Sundays have meant one thing to me for twenty-seven years. Roll out of bed, groggily turn on the television, and watch a day game featuring my Los Angeles Dodgers. It was 1980. Steve Garvey. Pedro Guerrero. Ron Cey. Jerry Reuss. Bill Russell and Don Sutton winding down their careers. Most importantly, my favorite player ever, Mike Scioscia, was making his major league debut. Fernando Valenzuela started the season by pitching a 2-0 shutout in his debut in the bigs, on his way to winning the Cy Young Award and leading the team to winning the World Series. What a year to become a fan and it is all due to one little old lady.

My family is very sports-oriented. My grandfather was a basketball coach at the high school and collegiate level for twenty years. Four of my cousins received four year scholarships for basketball, one for baseball and one for track. My mother and uncle were track athletes, with Scott holding the county record for high jump for over twenty years. I was in sports, with track and field, football, and wrestling on my resume, but my sports career is quite unremarkable. I probably could have been a decent lineman in football and was offered varsity in my sophomore year in high school, but I was more interested in drinking and playing in my band and dropped football altogether.

With my grandpa a coach, I spent considerable amount of time on the hardwood floor but have never had any sort of skill at basketball. Because of this, I have been trained to watch basketball from a coaching perspective. I pay attention to how teams react under pressure and what kind of defense is on. Ever since Chick Hearn died, I just cannot watch basketball on television, though. There really is nothing like hearing the squeak of the shoes and seeing a spectacular assist live. Baseball, on the other hand, I can watch anytime, anywhere.
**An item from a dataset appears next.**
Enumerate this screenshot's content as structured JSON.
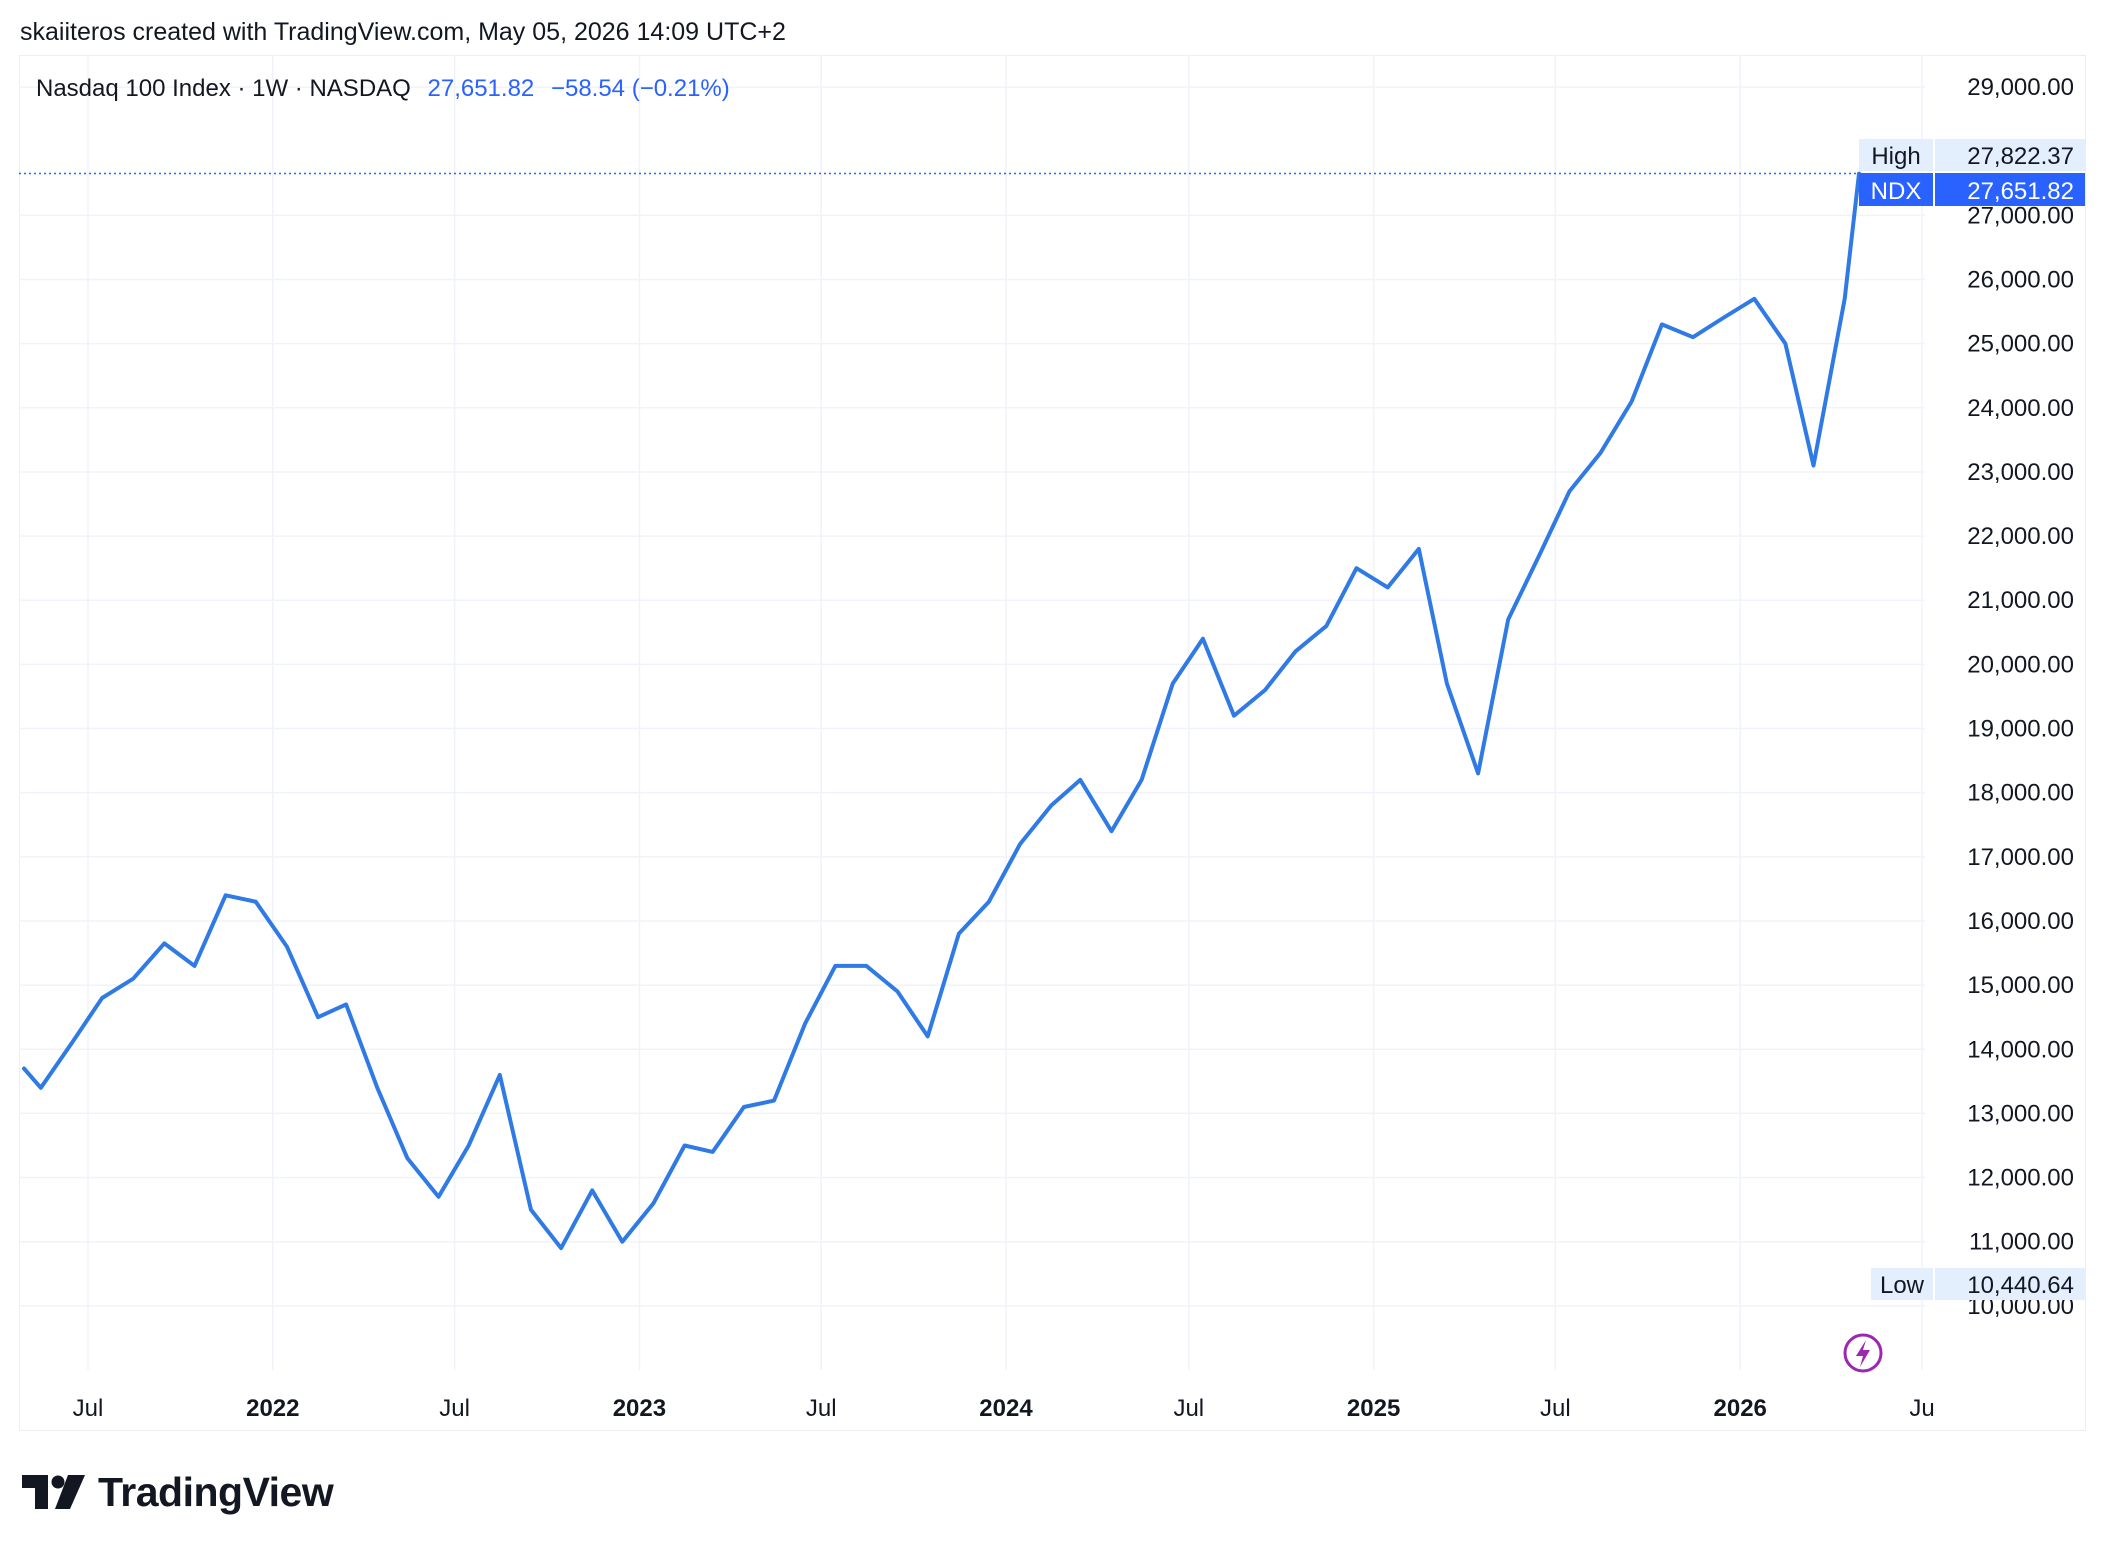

I spent lots of time at my grandparents’ house when I was young and sports were always on. My great-grandmother was a huge Dodger fan and, as a result, I became a huge baseball fan. She had been a long-time watcher and taught me the history of the game. There is no other professional team sport that has been around as long in America. I agree that there are overpaid players in the league, but for every multimillionaire, there are five players making the league minimum and playing for the love of the game. Major League Baseball keeps statistics for everything and has for a hundred years. I love seeing a record that hasn’t been broken for over one hundred years, like Charlie Sweeney’s dubious feat of giving up seven home runs in 1886. I like how all the parks are different, giving an extra challenge to each series. Most of all, baseball is ultimately friendly competition. Opposing players chat while at first base; I see Dodgers’ first baseman Nomar Garciaparra do it all the time.

This morning, my wife woke me up to tell me the Dodgers are playing the Atlanta Braves. So I roll out of be, groggily turn on the television, and watch a day game featuring my Los Angeles Dodgers. I yelled at the TV while the Dodgers blew a three-run lead. Just like my great-grandmother would twenty years ago.